Portrait of the Spectator on a Tightrope

by Ivonne Manfrini

“… There will be no one here to scold me if I get too close to the fire. Oh ! How funny it will be when my parents see me through the looking glass and they can’t catch me! ” Lewis Carroll

Cosimo climbed up to the fork of a large branch, where he could sit comfortably, and he sat there with his legs dangling, his arms crossed, his hands under his armpits, his head tucked under his neck, his tricorn pressed against his forehead (…) – Yes, but I will not go down! – And he kept his word. 

Italo Calvino

When the Octave Cowbell Gallery asked Aurélie Menaldo to take over their space, she accepted without hesitation. How can you resist the allure of presenting a contemporary piece in a bourgeois living room with parquet floors, mouldings and a fireplace?
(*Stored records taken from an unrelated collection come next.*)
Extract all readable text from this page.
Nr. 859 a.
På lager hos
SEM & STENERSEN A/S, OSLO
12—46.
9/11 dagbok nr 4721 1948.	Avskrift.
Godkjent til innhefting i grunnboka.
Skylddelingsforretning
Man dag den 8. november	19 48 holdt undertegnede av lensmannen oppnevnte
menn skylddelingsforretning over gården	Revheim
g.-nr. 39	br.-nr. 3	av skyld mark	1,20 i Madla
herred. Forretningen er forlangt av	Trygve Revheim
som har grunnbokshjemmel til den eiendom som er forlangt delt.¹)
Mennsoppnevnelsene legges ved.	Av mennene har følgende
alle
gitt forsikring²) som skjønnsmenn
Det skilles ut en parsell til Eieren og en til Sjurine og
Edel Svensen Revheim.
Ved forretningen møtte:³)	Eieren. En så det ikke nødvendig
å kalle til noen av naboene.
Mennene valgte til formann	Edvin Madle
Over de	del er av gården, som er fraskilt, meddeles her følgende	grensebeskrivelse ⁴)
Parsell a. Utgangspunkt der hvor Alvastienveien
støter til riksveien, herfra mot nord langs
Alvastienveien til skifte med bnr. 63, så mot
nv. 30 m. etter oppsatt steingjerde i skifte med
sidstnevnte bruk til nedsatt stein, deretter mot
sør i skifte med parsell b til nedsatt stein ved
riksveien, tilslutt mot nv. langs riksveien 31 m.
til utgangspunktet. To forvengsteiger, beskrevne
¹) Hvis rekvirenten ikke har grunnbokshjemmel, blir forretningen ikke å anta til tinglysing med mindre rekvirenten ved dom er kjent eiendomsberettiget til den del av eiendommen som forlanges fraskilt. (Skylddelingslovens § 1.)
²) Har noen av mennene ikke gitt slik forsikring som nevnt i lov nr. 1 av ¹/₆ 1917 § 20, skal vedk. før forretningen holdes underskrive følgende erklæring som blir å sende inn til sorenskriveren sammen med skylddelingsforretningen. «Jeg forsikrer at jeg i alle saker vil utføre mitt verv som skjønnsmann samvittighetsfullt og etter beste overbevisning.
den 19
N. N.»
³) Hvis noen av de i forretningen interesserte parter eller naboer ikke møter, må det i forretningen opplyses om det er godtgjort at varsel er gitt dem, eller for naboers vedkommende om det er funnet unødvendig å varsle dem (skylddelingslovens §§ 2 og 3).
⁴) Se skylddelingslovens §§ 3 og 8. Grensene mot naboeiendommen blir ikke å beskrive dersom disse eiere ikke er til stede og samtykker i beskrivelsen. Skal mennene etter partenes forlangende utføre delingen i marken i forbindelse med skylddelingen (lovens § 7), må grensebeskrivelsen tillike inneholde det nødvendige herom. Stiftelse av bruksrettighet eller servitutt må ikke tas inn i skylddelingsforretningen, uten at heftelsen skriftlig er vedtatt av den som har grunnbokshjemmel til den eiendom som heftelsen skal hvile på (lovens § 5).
In one more room where you enter through the window like in Alice’s world. A world that also belongs to Aurélie, to everyone in fact, a world to which we must from time to time give the right to exist in real life. This has been achieved at 5, rue Parmentier, in Metz.

Inscribed in her daily universe, near her computer, the object has never left the eye and the mind of the artist. Small, multi-coloured, survivor or relic from childhood, it can be made to dance in the palm of your hand. A piece of PLAYMOBIL is indeed at the origin of “Superfétatoire” (Redundant). Its link with the bourgeois salon seems to have been imposed from the outset, but a broken link, let’s add.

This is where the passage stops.